'Fifty billion out: blunder or deception?'

21 August 2011

'Fifty billion out: blunder or deception?'

Has Prime Minister Mark Rutte committed a blunder in his explanation of Greece’s support package? Or has he made a conscious attempt to mislead the people by setting the figure for expenditure lower than it really was? This is the question that SP leader Emile Roemer answered during the debate over the crisis in the Eurozone and Rutte’s ‘slip’ over the billions in aid to Greece.

Roemer also spoke out against the far-reaching proposal from German Chancellor Angela Merkel and French President Nicolas Sarkozy to transfer more powers to the European Union: ‘There is no support amongst the European population for a political union,’ he said. ‘That’s why the SP is resisting increasing the powers of Europe via an increase in the emergency fund, Eurobonds or an undemocratic European budgetary authority.’

Below is an edited version of Emile Roemer’s contribution to the Dutch Parliament’s emergency debate on the financial crisis:

The European Monetary Union which led to the introduction of the euro was intended to bring Europeans closer together. Instead, the common currency is driving us apart. At the time many warned that monetary integration should be the crown on political integration, but that reversing this represented a dangerous experiment. This government and a majority in this House now seem to want to make the leap forward towards a political union in addition to the monetary union.

No support for political union

A political union for which there is no support amongst the European population. That is, however, in the SP’s view, always dangerous. A further transfer of powers to Brussels and Frankfurt will undermine our hard-won democracy. Because European democracy does not work, because as things stand we in Europe do not form a single country; because democratic control works less well in proportion to how much further from us, in a literal sense, is the executive; because the practicality of Europe is that the big countries will then determine if the little Netherlands will lose its veto. That’s why the SP is resisting increasing the powers of Europe via an increase in the emergency fund, Eurobonds or an undemocratic European budgetary authority. Will the Prime Minister be happy to become chair of the Province of the Netherlands within a United States of Europe?

Tackle speculation by the financial markets

What we are missing is an EU which would come out with a Europe-wide approach to speculation. We are being held hostage by the financial markets, which, through generating panic and speculation, launch attacks on essentially healthy countries. We don’t want simply a ban on speculation in the four countries which have been stripped clean by means of so-called short selling – which in simple English means selling something that you don’t own – but a ban on this in the whole of Europe. In the real economy you can’t take out fire insurance on your neighbour’s house, because this would give you a perverse interest. Yet in the financial world you can do much the same thing, taking out insurance against say Italy going bankrupt, which means that you can speculate on just such an event. We want to see a Europe that acts against this instead of offering speculators a free run via liberalised financial markets. We want to see a Europe that comes forward with a tax on financial transactions in order to counter speculation. Such a financial transaction tax would also stimulate investment in the real economy and discourage the placing of money in speculative investment. But Europe does no such thing. Why?

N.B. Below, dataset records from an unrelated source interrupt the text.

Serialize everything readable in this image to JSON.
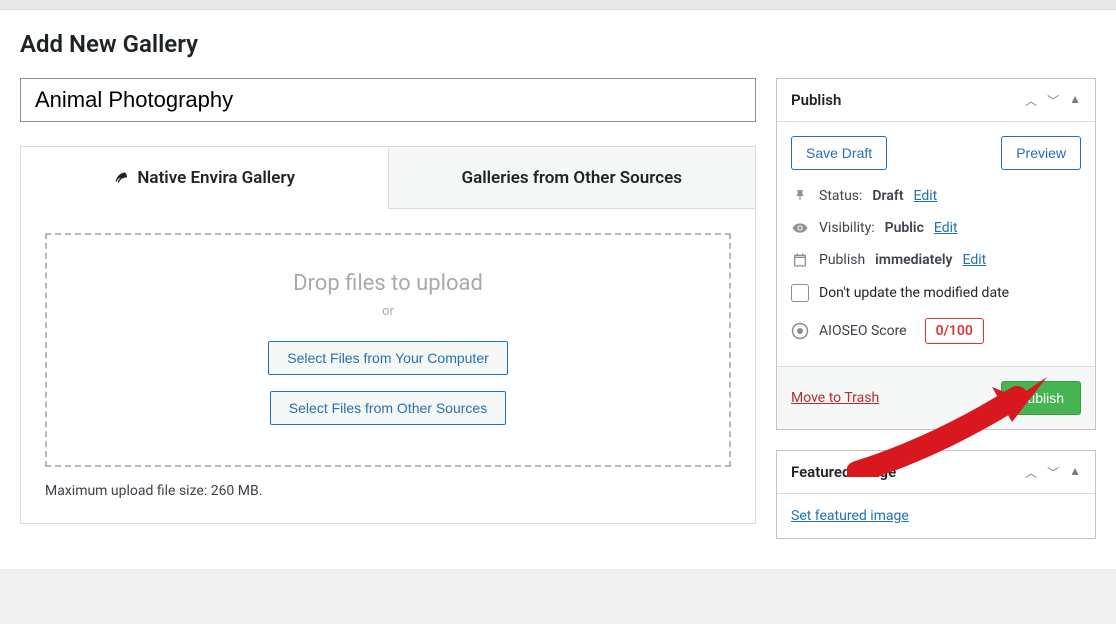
{
  "page": {
    "title": "Add New Gallery"
  },
  "title_input": {
    "value": "Animal Photography"
  },
  "tabs": {
    "native": "Native Envira Gallery",
    "other": "Galleries from Other Sources"
  },
  "dropzone": {
    "heading": "Drop files to upload",
    "or": "or",
    "select_computer": "Select Files from Your Computer",
    "select_other": "Select Files from Other Sources"
  },
  "upload_note": "Maximum upload file size: 260 MB.",
  "publish": {
    "title": "Publish",
    "save_draft": "Save Draft",
    "preview": "Preview",
    "status_label": "Status:",
    "status_value": "Draft",
    "visibility_label": "Visibility:",
    "visibility_value": "Public",
    "publish_label": "Publish",
    "publish_value": "immediately",
    "edit": "Edit",
    "dont_update": "Don't update the modified date",
    "aioseo_label": "AIOSEO Score",
    "aioseo_value": "0/100",
    "trash": "Move to Trash",
    "publish_btn": "Publish"
  },
  "featured": {
    "title": "Featured Image",
    "link": "Set featured image"
  }
}
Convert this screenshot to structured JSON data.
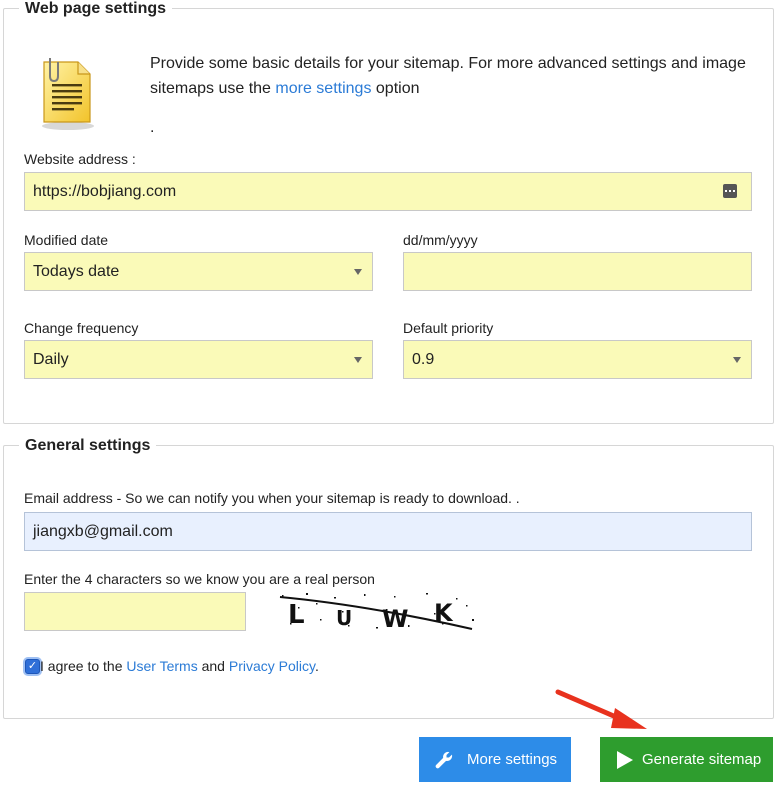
{
  "web_page_settings": {
    "legend": "Web page settings",
    "intro_text_before": "Provide some basic details for your sitemap. For more advanced settings and image sitemaps use the",
    "intro_link": "more settings",
    "intro_text_after": "option",
    "intro_dot": ".",
    "icon": "document-clip-icon",
    "website_address": {
      "label": "Website address :",
      "value": "https://bobjiang.com"
    },
    "modified_date": {
      "label": "Modified date",
      "value": "Todays date"
    },
    "date_field": {
      "label": "dd/mm/yyyy",
      "value": ""
    },
    "change_frequency": {
      "label": "Change frequency",
      "value": "Daily"
    },
    "default_priority": {
      "label": "Default priority",
      "value": "0.9"
    }
  },
  "general_settings": {
    "legend": "General settings",
    "email": {
      "label": "Email address - So we can notify you when your sitemap is ready to download. .",
      "value": "jiangxb@gmail.com"
    },
    "captcha": {
      "label": "Enter the 4 characters so we know you are a real person",
      "value": "",
      "characters": [
        "L",
        "U",
        "W",
        "K"
      ]
    },
    "agree": {
      "checked": true,
      "text_before": "I agree to the",
      "terms_link": "User Terms",
      "text_mid": "and",
      "privacy_link": "Privacy Policy",
      "text_after": "."
    }
  },
  "buttons": {
    "more_settings": {
      "label": "More settings",
      "icon": "wrench-icon",
      "color": "#2d8ce8"
    },
    "generate_sitemap": {
      "label": "Generate sitemap",
      "icon": "play-icon",
      "color": "#2e9d2e"
    }
  },
  "annotation": {
    "icon": "red-arrow-icon",
    "color": "#e8321e"
  }
}
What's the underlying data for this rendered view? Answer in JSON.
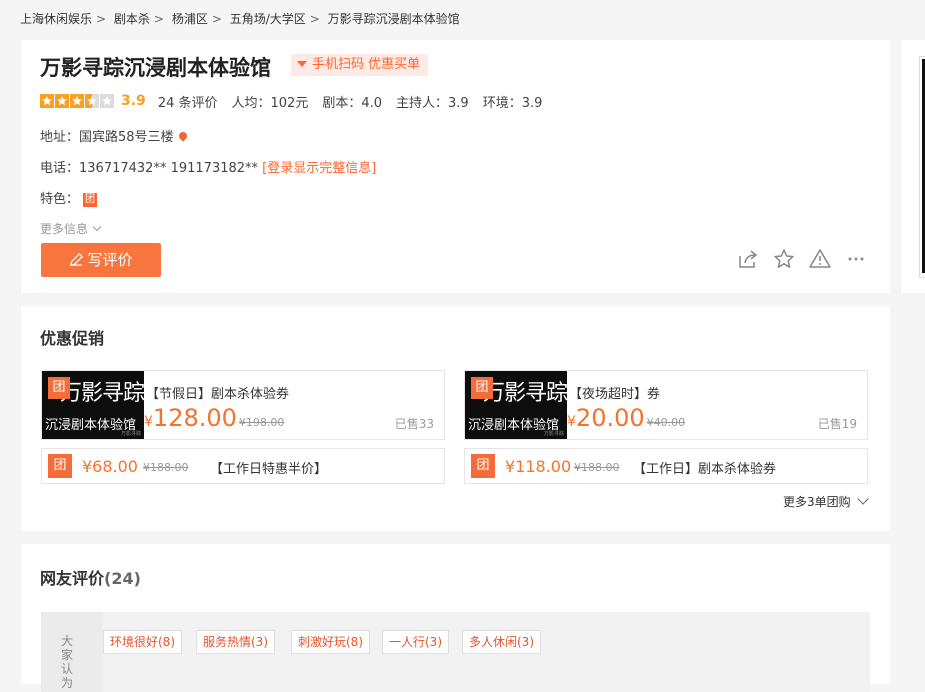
{
  "breadcrumb": [
    {
      "label": "上海休闲娱乐"
    },
    {
      "label": "剧本杀"
    },
    {
      "label": "杨浦区"
    },
    {
      "label": "五角场/大学区"
    },
    {
      "label": "万影寻踪沉浸剧本体验馆"
    }
  ],
  "shop": {
    "name": "万影寻踪沉浸剧本体验馆",
    "scan_tag": "手机扫码 优惠买单",
    "stars": 3.5,
    "score": "3.9",
    "review_count": "24 条评价",
    "avg_price": "人均：102元",
    "script_score": "剧本：4.0",
    "host_score": "主持人：3.9",
    "env_score": "环境：3.9",
    "address_label": "地址：",
    "address": "国宾路58号三楼",
    "phone_label": "电话：",
    "phone": "136717432** 191173182**",
    "login_link": "[登录显示完整信息]",
    "feature_label": "特色：",
    "feature_badge": "团",
    "more_info": "更多信息",
    "write_review": "写评价",
    "colors": {
      "accent": "#ff6633",
      "button": "#f8763d",
      "star": "#f8a021"
    }
  },
  "promo": {
    "title": "优惠促销",
    "deal_image": {
      "big_text": "万影寻踪",
      "sub_text": "沉浸剧本体验馆",
      "tiny_text": "万影寻踪"
    },
    "big_deals": [
      {
        "badge": "团",
        "title": "【节假日】剧本杀体验券",
        "currency": "¥",
        "price": "128.00",
        "orig": "¥198.00",
        "sold": "已售33"
      },
      {
        "badge": "团",
        "title": "【夜场超时】券",
        "currency": "¥",
        "price": "20.00",
        "orig": "¥40.00",
        "sold": "已售19"
      }
    ],
    "small_deals": [
      {
        "badge": "团",
        "price": "¥68.00",
        "orig": "¥188.00",
        "title": "【工作日特惠半价】"
      },
      {
        "badge": "团",
        "price": "¥118.00",
        "orig": "¥188.00",
        "title": "【工作日】剧本杀体验券"
      }
    ],
    "more": "更多3单团购"
  },
  "reviews": {
    "title": "网友评价",
    "count": "(24)",
    "tag_label": "大家认为",
    "tags": [
      "环境很好(8)",
      "服务热情(3)",
      "刺激好玩(8)",
      "一人行(3)",
      "多人休闲(3)"
    ]
  }
}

Greek risks borne by public

In today’s letter to Parliament from the Finance Minister, it is now happily enough generously acknowledged that the banks’ contribution is not roughly fifty-fifty with the contribution from the public sector. The sums may appear close to equal, but this disguises the fact that due to guarantees from the public sector the banks are running hardly any risk. The banks may be extending loan periods, but the risks that Greece will not repay are borne by the public sector.

50 billion out: blunder or deception?

But not everything is in this letter. The Prime Minister yesterday went into great detail regarding his presentation following the European Council summit of 21st July. The big question is whether the Prime Minister knew what he was saying yes to during the summit. Was he under the impression that it was a contribution from the banks of 50 billion out of a total package of 109 billion, as he expressed it during the press conference? In that case he made a considerable blunder involving more than fifty billion. Or did he know that what was involved was a much bigger package, namely one of €215 billion additional support for Greece? And if he did know, why didn’t he say so during the press conference? This would appear to be a conscious attempt to make it seem as small as possible before the Dutch public, in the knowledge that support amongst the people is very limited.

The Prime Minister called this his first mistake. You’ll understand that we have counted more than this. The PM called it unlucky, clumsy, even a stupidity, that sort of terminology, but that’s what you use if you are really at fault, if you’re talking about careless arithmetic. But as a former teacher who has stood at the front of a classroom I can tell you that clumsy arithmetic doesn’t exist, only correct and incorrect sums. And your sum was not clumsy, but wrong. The total package was not 109 billion of which 50 billion would come from the banks, not now, not in 2014. We have since given you four chances to put this right. But you continue to maintain that your arithmetic was not incorrect, while it is quite obvious that this was indeed the case.

This concerns not a peccadillo but an enormous difference of €50,000 million. Furthermore it appears that the Prime Minister did this consciously to minimise the amount. I ask you here once more: was your arithmetic wrong or clumsy? And if you push us to the limit, we won’t let this lie.